Он встретился взглядом с Фел-ахкимом и выхватил меч, скрип лезвия, покидающего ножны, был заглушен криком боли, раздавшимся сверху. Соллис перевел взгляд на вершину башни и увидел, что она окутана каким-то темным облаком. Часовой-Лонак, занявший место Сментила, корчился в нем, размахивая своей боевой дубинкой, а его крики свидетельствовали об ужасных мучениях.
(window.adrunTag = window.adrunTag || []).push({v: 1, el: 'adrun-4-145', c: 4, b: 145})Ни облачка, понял Соллис, приглядевшись. Птицы.
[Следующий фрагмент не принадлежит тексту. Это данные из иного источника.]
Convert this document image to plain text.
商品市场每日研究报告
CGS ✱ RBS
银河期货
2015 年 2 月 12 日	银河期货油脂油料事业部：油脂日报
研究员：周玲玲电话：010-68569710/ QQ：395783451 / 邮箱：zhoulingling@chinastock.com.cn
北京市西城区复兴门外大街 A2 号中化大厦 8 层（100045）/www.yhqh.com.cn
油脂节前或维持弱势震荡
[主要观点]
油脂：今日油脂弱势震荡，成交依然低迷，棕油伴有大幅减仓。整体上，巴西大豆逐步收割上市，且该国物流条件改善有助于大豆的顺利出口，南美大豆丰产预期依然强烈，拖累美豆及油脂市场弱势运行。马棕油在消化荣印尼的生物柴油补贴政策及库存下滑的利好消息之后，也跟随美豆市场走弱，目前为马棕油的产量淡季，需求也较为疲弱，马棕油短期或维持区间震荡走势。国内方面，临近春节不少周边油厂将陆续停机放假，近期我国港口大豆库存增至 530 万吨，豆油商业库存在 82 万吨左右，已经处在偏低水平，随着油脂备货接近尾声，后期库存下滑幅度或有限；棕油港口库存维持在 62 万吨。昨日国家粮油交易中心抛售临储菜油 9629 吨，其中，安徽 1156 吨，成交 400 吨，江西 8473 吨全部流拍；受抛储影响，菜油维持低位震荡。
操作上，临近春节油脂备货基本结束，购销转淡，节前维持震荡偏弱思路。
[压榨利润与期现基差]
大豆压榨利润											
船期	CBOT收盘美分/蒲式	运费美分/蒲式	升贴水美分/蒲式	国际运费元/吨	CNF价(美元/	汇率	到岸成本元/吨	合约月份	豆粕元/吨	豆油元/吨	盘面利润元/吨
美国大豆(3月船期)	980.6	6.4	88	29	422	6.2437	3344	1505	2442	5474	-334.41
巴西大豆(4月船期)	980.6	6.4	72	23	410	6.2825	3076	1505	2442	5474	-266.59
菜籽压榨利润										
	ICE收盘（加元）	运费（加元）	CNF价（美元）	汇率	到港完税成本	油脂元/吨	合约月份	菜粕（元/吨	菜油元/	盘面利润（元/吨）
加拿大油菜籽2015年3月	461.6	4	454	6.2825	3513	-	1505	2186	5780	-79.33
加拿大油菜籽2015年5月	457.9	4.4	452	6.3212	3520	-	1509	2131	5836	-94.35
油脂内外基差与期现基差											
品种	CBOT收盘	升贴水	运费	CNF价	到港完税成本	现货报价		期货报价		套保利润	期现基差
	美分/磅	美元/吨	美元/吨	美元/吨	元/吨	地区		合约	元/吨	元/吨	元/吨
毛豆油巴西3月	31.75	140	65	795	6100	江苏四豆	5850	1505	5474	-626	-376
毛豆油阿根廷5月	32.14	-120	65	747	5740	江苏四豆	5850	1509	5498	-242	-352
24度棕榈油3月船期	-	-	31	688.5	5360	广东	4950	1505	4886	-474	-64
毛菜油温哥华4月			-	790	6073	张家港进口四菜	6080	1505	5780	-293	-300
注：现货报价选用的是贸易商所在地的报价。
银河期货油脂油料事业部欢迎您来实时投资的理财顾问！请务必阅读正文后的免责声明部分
Птицы, вороны, соколы и ястребы, двигаясь с неестественной целеустремленностью, кружились вокруг борющегося воина все более плотной спиралью, пока он не скрылся из виду. Они продолжали теснить его, пока он не свалился с края башни, рухнув во двор в кровавом зрелище содранной кожи и раздробленных костей. Вверху птицы отлетели от башни, прежде чем спуститься на зубчатые стены внизу, темный поток сверкающих когтей и острых клювов терзал часовых на стенах.